How far away from each square do you want the Field360 Studio algorithm to look to find a data point. Visualize putting a quarter on top of each square looking for data points.
Determines how much influence one data point will have vs. another data point. You can set a value to help calculate that influence mathematically. For example, if you enter 2 in the Weighting field, that calculates the inverse square of the distance. So, a measured value twice as far away receives ¼ the weight (i.e. 2 squared equals 4, of which ¼ is the inverse).
How far out dense data should be pushed based on the size of the plateau. Here’s a couple of use cases for using a Plateau Radius.
- First, nearby measures could overwhelm values further away based on weighting, so you could set a plateau.
- The second is if you’re using yield data. There are a lot of data points there, so you may need to minimize the effect of those data points. You can minimize the value of the cell’s data.
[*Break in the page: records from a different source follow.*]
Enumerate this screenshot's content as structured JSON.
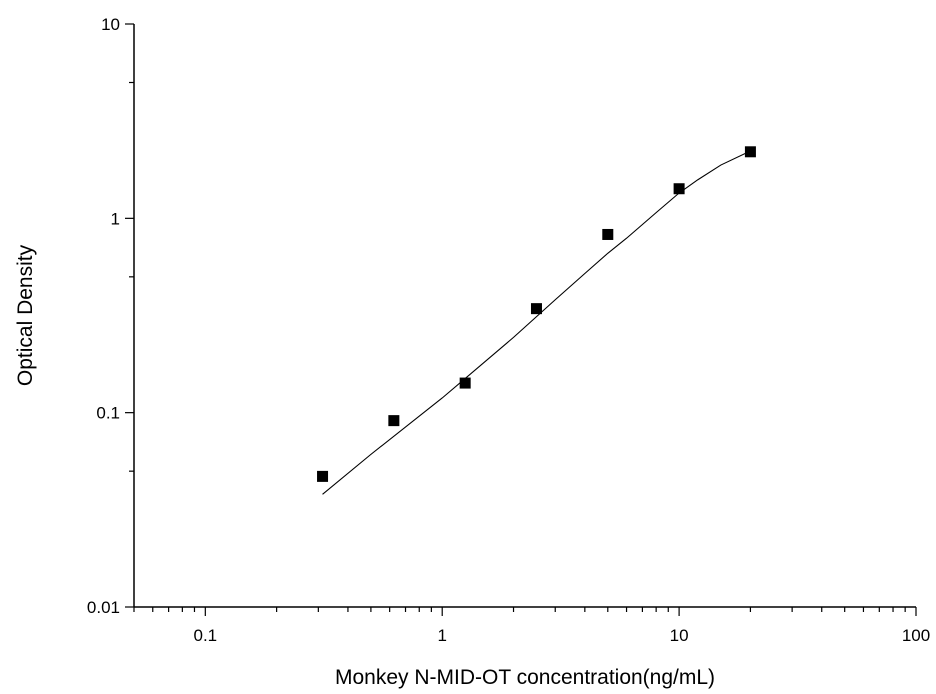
{
  "chart_data": {
    "type": "scatter",
    "title": "",
    "xlabel": "Monkey N-MID-OT concentration(ng/mL)",
    "ylabel": "Optical Density",
    "x_scale": "log",
    "y_scale": "log",
    "xlim": [
      0.05,
      100
    ],
    "ylim": [
      0.01,
      10
    ],
    "x_ticks": [
      0.1,
      1,
      10,
      100
    ],
    "x_tick_labels": [
      "0.1",
      "1",
      "10",
      "100"
    ],
    "y_ticks": [
      0.01,
      0.1,
      1,
      10
    ],
    "y_tick_labels": [
      "0.01",
      "0.1",
      "1",
      "10"
    ],
    "grid": false,
    "legend": "none",
    "marker_color": "#000000",
    "line_color": "#000000",
    "series": [
      {
        "marker": "square",
        "x": [
          0.3125,
          0.625,
          1.25,
          2.5,
          5,
          10,
          20
        ],
        "y": [
          0.047,
          0.091,
          0.142,
          0.343,
          0.826,
          1.42,
          2.2
        ]
      }
    ],
    "fit_curve": {
      "x": [
        0.3125,
        0.5,
        1,
        1.5,
        2,
        3,
        4,
        5,
        6,
        8,
        10,
        12,
        15,
        20
      ],
      "y": [
        0.038,
        0.061,
        0.119,
        0.181,
        0.244,
        0.381,
        0.52,
        0.661,
        0.79,
        1.07,
        1.35,
        1.58,
        1.88,
        2.22
      ]
    }
  }
}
In essence, the harvest data from outside the cell will not influence the value of the cell if the Plateau Radius is set to the width of the header. The number used for the plateau is typically equal to the width of the header.
The following recommendations are based on research from Bob Gunzenhauser, Granular Agronomy Science Lead.
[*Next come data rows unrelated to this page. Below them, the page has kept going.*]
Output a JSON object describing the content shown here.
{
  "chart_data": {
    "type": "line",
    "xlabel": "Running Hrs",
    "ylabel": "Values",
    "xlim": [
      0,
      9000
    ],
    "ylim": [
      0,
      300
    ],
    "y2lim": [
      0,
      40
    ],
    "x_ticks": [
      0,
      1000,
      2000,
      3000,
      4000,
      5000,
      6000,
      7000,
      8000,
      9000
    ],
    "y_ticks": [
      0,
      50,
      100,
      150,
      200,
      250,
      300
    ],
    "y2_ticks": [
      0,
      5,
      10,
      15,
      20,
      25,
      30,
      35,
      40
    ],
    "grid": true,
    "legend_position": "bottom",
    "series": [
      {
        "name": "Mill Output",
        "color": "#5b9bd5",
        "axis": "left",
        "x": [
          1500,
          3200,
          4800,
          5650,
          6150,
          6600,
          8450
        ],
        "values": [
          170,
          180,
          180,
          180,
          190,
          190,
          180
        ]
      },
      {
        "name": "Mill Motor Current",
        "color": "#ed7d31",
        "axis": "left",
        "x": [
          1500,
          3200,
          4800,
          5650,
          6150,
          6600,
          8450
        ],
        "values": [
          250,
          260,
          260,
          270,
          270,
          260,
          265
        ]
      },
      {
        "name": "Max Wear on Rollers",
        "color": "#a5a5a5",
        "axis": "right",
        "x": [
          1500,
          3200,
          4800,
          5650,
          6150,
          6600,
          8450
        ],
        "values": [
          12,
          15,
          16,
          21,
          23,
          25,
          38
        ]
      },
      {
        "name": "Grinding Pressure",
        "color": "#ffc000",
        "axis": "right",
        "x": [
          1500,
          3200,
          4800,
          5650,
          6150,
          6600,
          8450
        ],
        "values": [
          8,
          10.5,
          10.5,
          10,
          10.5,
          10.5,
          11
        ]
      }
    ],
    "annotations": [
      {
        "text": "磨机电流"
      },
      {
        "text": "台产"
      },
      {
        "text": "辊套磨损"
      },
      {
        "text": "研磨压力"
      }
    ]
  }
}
Set cell size to the width of applicator.
Note: For maps being presented to the user, use a smaller cell size of 20 or 30 feet and set RX cell size to application width.
Search Radius: Soil samples are taken on different intensities of grids such as 2.5 acre, 5 acre, or even 10 acre grids. On a 2.5 acre grid, each of the points are approximately 330 feet from each other. For any given location, in order to include the data from 10 points in the interpolation, a search radius of 600 feet would be suitable.This is based on picking a location in the field and drawing an ever increasing radius around the point until at least 10 sample points fall within the radius. Use the following guidelines:
- If your grid is 2.5 acres, use 600 ft search radius.
- If your grid is 5 acres, use 900 ft search radius.
- If your grid is 10 acres, use 1200 ft search radius.
Note: This means the measured value twice as far away receives ¼ of the weight.
(ex: 2 squared equals 4, of which ¼ is the inverse)
Bob’s caveat: “We are interpolating in between known sample points, and the further we are between points the more error there can potentially be. Interpolation will always produce inaccurate answers in between known sample points, but the goal here is to be “less inaccurate.”
Bob’s interpolation analysis did not use a Plateau Radius, so he can’t confirm this would improve the results or not.